Internally, Chen based his optimistic prospects on increasingly
active private and foreign investment propelled by the government.
In addition, the government will step up any necessary measures to
bolster domestic consumer confidence.
But Wang Jian, a macroeconomics expert at the commission, was
downbeat about China's economic performance in the future.
"If the developed economies are still in recession, China's GDP
growth rate will continue to drop this year," said Wang, deputy
secretary-general of the China Macroeconomics Academy.

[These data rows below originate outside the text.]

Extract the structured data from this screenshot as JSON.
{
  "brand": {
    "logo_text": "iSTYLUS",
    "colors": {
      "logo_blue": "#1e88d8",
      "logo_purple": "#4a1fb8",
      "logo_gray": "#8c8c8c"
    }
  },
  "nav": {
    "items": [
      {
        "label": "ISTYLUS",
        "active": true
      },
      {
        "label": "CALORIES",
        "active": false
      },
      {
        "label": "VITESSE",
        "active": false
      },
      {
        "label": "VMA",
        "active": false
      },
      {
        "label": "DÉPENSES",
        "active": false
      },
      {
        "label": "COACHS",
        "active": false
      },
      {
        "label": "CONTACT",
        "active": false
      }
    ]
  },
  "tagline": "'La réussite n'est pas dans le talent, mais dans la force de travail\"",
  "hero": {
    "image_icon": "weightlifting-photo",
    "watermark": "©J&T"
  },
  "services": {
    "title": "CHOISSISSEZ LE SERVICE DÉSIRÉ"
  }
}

Despite not having an export-dependent economy, China recorded a
decline of quarterly exports last year and its GDP embarked on the
same downward track.
"Last year's decline in export was caused by the worsened global
economic situation. This year, the world economic expectations are
even lower and that resulted in my downbeat judgment," Wang
said.
The World Bank and International Monetary Fund recently forecast
that the global average growth rate was likely to plummet to 1
percent this year. A benchmark rate of less than 2 percent is a
sign that an economy is in recession.
"So we need to change policies to drive our economy forward," said
Wang. Wang suggested the State should pay more attention to meaty
measures to further unlock the consumption potential of the Chinese
people.
"That's one shift because in recent years, the State has mainly
focused on fiscal investment," said Wang. "We need more fiscal
investment in some major public projects, but monetary measures
should be top priorities in the years to come, because various
goods in China are still oversupplied."
The recent survey conducted by the State Economic and Trade
Commission revealed about 600 essential goods in China are
oversupplied next to present market demand.